I offer both individual and group psychotherapy. After two or three ‘assessment’ sessions in which I will get a clearer picture of a person’s problems and their life story, I will make a recommendation as to whether I think analytic psychotherapy generally might be helpful. If so, we will think together about the most suitable type of therapy: individual or group, or perhaps one followed by the other.

The Set-up

Individual therapy – a client and a therapist working together – may be what springs to mind when you think of psychotherapy. It has its roots in the work of Freud who instituted classical psychoanalysis at the end of the nineteenth and start of the twentieth centuries. Psychoanalytic psychotherapy derives from that model. It differs from psychoanalysis chiefly in the frequency of sessions which it provides. Full-blown analysis involves four or five sessions a week whereas I usually see people once a week.

The regularity of that once-weekly individual session is important if the therapy is going to have a reasonable chance of working. The length of each session is fifty minutes and we meet each time in the same room. The setting is two comfortable chairs and a small table.

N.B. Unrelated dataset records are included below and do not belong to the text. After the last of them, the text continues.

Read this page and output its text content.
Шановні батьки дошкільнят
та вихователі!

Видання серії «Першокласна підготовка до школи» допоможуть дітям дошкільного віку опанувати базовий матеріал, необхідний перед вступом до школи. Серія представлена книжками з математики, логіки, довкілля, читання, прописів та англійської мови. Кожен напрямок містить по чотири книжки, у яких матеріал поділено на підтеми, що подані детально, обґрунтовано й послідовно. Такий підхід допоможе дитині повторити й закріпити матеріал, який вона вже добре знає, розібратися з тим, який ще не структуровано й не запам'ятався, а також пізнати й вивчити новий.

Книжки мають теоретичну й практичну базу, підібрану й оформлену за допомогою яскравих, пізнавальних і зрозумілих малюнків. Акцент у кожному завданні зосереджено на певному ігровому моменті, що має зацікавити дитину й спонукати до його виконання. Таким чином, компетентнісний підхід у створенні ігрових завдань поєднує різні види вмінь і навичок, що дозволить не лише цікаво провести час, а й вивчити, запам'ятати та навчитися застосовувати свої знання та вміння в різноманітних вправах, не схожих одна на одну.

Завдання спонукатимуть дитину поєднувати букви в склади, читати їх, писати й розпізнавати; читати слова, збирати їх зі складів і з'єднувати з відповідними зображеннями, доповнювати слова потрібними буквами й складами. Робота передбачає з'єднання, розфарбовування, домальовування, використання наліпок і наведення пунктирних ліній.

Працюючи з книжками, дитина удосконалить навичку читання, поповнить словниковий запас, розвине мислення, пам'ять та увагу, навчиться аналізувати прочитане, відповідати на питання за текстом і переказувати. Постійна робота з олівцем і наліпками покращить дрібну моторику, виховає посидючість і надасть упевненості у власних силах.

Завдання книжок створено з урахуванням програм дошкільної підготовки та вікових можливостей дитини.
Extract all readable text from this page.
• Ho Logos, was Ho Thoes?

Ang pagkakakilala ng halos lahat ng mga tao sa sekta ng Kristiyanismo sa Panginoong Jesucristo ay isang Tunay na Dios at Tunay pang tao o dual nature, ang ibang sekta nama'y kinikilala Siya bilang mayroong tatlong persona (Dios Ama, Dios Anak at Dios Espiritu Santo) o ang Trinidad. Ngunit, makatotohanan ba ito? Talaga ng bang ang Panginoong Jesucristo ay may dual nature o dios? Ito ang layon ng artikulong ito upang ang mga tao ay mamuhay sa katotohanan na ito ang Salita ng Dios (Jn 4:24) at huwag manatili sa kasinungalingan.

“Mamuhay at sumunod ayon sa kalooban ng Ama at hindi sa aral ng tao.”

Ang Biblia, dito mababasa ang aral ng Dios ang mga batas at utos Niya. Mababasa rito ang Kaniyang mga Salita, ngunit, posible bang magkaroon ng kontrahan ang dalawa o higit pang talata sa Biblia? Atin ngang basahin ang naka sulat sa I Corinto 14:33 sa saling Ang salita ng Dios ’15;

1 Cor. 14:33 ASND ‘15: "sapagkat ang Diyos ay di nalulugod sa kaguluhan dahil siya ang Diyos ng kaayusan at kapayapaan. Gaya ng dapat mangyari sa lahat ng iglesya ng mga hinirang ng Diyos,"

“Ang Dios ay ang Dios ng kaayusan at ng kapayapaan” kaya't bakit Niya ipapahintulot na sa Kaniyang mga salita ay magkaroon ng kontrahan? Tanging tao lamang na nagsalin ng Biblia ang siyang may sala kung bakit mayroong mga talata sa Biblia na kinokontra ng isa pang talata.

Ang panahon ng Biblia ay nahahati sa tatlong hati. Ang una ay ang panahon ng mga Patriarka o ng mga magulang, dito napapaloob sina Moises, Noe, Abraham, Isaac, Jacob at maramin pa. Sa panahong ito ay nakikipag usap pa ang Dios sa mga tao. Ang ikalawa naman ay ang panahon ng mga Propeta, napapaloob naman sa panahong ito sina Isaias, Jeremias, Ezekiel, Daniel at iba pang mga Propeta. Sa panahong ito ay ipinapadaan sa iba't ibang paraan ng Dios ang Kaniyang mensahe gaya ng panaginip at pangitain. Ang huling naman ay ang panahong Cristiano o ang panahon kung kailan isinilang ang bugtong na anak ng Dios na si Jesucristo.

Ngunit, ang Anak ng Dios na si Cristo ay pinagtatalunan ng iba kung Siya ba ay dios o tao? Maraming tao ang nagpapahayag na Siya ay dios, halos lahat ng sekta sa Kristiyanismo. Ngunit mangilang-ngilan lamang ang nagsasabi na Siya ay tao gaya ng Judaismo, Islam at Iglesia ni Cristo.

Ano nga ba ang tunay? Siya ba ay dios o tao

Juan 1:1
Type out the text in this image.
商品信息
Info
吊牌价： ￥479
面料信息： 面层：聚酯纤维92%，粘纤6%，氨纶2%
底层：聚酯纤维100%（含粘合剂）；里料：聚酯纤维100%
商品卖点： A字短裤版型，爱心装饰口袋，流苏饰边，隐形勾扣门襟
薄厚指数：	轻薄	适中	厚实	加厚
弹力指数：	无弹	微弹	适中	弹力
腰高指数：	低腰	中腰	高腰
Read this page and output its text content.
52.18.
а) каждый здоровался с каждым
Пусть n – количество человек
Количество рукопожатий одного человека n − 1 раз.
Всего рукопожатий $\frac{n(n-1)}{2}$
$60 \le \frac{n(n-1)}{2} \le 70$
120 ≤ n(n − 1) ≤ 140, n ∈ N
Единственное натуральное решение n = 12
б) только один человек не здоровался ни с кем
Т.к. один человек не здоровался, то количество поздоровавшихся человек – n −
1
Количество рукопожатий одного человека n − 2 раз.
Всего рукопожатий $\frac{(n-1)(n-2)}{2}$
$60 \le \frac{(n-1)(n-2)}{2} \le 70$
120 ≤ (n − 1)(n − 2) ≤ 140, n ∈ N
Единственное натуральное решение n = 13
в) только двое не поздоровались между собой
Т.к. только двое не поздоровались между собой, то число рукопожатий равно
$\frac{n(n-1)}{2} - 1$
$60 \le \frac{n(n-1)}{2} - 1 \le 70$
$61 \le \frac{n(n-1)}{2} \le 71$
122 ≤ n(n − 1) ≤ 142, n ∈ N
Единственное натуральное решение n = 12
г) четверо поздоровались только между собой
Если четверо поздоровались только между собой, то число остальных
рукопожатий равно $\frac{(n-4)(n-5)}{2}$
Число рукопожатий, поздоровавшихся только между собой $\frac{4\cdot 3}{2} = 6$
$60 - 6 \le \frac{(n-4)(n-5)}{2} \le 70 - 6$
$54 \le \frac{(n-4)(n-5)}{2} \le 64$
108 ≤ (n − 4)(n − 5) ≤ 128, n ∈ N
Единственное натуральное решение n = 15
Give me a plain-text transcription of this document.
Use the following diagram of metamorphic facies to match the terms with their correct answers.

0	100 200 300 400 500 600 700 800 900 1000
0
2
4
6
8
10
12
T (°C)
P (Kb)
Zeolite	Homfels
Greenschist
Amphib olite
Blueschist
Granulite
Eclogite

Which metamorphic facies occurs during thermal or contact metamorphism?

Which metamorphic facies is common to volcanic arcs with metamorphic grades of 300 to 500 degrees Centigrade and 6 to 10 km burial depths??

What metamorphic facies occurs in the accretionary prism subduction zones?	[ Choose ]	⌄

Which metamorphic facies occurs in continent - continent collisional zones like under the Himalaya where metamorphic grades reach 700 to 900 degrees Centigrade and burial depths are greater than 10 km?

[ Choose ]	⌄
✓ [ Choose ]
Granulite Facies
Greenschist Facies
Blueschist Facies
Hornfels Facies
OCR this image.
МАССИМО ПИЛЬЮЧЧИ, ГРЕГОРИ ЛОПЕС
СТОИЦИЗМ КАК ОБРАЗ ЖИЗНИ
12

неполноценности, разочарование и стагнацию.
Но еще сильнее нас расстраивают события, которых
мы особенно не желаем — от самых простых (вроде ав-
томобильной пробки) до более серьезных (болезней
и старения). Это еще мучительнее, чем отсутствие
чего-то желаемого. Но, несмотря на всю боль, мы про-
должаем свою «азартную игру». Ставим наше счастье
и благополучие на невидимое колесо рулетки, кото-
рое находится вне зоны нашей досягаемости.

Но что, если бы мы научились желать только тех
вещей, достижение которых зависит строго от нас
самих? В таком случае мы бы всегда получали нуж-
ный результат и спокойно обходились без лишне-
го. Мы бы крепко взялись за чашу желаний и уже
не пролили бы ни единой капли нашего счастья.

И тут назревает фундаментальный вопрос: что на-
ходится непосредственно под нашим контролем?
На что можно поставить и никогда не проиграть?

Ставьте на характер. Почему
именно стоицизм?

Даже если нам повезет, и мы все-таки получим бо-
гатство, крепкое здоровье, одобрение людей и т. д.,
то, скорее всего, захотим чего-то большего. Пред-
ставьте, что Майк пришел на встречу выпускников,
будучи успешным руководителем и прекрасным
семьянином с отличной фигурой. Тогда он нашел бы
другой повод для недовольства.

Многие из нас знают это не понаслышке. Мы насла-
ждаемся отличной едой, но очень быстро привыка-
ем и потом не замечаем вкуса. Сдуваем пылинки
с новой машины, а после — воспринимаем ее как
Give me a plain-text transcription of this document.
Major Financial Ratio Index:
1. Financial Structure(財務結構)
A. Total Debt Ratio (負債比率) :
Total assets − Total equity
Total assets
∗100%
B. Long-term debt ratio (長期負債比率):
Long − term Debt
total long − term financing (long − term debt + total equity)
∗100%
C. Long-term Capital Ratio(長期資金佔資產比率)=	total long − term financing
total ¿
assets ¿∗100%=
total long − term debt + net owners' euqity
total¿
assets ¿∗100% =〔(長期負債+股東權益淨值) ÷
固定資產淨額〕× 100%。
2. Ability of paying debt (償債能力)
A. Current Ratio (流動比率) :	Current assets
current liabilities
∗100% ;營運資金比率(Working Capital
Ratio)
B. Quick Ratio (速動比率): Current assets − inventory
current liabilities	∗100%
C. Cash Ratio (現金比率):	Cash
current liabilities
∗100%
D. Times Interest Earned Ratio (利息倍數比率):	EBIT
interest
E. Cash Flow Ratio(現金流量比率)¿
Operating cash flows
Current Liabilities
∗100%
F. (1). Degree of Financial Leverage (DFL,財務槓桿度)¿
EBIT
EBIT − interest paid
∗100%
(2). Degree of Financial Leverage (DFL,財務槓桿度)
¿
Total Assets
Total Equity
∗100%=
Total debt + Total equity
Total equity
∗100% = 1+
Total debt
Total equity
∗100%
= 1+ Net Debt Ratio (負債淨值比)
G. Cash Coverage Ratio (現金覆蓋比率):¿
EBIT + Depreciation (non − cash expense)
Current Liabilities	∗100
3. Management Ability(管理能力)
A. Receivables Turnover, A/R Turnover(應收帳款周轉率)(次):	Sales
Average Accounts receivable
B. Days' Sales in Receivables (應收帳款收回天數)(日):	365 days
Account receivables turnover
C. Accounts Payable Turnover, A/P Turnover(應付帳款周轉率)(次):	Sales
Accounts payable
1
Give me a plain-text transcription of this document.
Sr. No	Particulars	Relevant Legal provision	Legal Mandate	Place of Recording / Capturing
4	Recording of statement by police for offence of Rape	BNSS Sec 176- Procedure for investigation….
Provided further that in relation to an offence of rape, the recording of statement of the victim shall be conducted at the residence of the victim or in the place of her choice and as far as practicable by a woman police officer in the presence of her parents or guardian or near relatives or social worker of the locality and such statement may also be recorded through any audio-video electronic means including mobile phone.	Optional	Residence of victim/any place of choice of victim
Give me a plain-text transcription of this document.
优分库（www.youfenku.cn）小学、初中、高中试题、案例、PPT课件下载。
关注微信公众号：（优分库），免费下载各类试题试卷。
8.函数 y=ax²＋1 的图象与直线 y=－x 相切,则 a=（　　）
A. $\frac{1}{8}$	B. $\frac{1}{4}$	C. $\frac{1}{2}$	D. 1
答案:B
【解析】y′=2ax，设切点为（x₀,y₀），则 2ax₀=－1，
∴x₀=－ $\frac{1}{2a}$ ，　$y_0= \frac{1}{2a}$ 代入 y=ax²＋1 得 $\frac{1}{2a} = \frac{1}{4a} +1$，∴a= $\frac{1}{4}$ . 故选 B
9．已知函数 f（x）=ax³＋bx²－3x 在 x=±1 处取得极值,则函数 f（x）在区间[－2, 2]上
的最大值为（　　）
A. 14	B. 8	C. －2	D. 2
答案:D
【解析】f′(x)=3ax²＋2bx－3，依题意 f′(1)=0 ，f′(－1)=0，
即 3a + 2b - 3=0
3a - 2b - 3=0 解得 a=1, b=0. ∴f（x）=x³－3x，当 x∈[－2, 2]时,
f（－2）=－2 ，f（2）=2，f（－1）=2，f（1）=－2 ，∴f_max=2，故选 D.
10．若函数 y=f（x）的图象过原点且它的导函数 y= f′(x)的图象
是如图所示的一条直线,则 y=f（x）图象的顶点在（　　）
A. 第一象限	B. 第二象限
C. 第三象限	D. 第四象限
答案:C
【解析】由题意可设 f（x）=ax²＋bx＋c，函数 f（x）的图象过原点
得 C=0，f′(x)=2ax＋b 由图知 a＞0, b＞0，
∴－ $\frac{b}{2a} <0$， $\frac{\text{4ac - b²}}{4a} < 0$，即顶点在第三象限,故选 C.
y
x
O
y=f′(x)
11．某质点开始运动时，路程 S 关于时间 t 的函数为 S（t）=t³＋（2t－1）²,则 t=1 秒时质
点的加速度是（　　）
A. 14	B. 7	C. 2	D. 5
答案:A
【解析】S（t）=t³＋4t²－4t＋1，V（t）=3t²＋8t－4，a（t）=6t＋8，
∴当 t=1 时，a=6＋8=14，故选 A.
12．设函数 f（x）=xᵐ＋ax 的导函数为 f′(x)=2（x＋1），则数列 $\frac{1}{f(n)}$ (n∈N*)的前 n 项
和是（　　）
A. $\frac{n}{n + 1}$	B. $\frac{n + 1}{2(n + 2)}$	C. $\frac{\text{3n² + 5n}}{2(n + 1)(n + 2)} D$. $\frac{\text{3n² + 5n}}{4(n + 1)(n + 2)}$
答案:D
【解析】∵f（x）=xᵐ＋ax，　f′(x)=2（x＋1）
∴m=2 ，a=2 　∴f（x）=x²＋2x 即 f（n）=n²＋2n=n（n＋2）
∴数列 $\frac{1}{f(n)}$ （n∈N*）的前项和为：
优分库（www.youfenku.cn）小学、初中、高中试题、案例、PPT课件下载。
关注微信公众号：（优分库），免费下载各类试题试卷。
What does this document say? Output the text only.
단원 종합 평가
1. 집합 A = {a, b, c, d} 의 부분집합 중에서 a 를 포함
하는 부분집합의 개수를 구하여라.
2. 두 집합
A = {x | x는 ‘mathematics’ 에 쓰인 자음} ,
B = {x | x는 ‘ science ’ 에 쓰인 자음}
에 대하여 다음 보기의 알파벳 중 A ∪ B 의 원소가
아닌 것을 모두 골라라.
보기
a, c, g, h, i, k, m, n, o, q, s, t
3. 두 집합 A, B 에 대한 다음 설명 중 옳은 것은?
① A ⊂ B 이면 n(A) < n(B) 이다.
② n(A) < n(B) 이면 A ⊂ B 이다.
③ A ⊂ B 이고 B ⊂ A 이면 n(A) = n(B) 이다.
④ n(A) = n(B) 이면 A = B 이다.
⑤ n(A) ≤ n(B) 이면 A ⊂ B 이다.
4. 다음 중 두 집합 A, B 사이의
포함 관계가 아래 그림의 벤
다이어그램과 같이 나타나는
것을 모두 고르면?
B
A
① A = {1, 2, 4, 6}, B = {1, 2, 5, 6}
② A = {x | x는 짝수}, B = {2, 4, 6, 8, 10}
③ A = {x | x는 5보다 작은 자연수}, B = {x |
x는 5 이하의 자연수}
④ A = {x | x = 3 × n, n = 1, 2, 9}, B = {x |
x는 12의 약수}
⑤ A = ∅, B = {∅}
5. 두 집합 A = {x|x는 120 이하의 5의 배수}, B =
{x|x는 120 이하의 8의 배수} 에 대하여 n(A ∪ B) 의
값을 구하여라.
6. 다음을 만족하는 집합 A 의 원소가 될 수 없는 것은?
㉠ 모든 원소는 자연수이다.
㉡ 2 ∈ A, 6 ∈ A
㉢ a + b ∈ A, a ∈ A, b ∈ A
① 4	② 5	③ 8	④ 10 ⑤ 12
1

What is psychotherapy like?

Individual psychotherapy offers a safe, friendly, containing and confidential space in which to talk and explore. The therapy is non-directive so there’s no set agenda for a session and a person will be encouraged to say whatever comes into their head. Helped by me, they take the lead.

Naturally, people are often nervous when they first come for therapy. The nerves tend not to last too long. With time, a relationship of trust usually develops where people feel comfortable enough to relax and talk not only about what has been troubling them but also, among other things, about their feelings, their childhood and teenage years and the links between those times and the present. An additional focus of the work is the client’s perceptions of their relationship with me as their therapist. Perhaps surprisingly, the exploration and evolution of that therapeutic relationship are significant factors in the healing process that psychotherapy hopes to bring about.

As a person speaks in a session, I will be listening carefully not only to the more obvious content of what they’re saying but also to patterns in and behind their words – patterns of which they may not be aware. These patterns are traces of the unconscious mind at work. I will respond with observations and suggestions of possible meanings to what they’re bringing. In so doing it’s often possible to shed greater light on what might be going on in someone at a deeper level than can easily be seen in everyday life.

How do I know when I’m better?

With both individual therapy and group therapy, people sometimes ask how they will know when they’re ‘better’. In my experience, it’s usually pretty clear to them when things have shifted in a positive direction. But it also raises the question of how much they want to achieve. For example, a person may come initially to get help with anxiety but over time they may touch on, not just the roots of their anxiety, but also a wide variety of other areas of their life and personality. These too may benefit considerably from the therapeutic work so that the individual eventually senses a greater all-round strength, wholeness and peace. The upshot of all this is that a decision to leave therapy is rather like deciding at which floor to get off an escalator in a department store. You get off when you’re ready to.

Two highly experienced psychotherapists, Dennis Brown and Jonathan Pedder, sum up very well the aim of individual (and indeed group) therapy in their book ‘Introduction to Psychotherapy’. The objective, they say, is to help a person reach a point where the future feels like ‘a time of challenge and change, instead of only an extension of an imprisoning past’.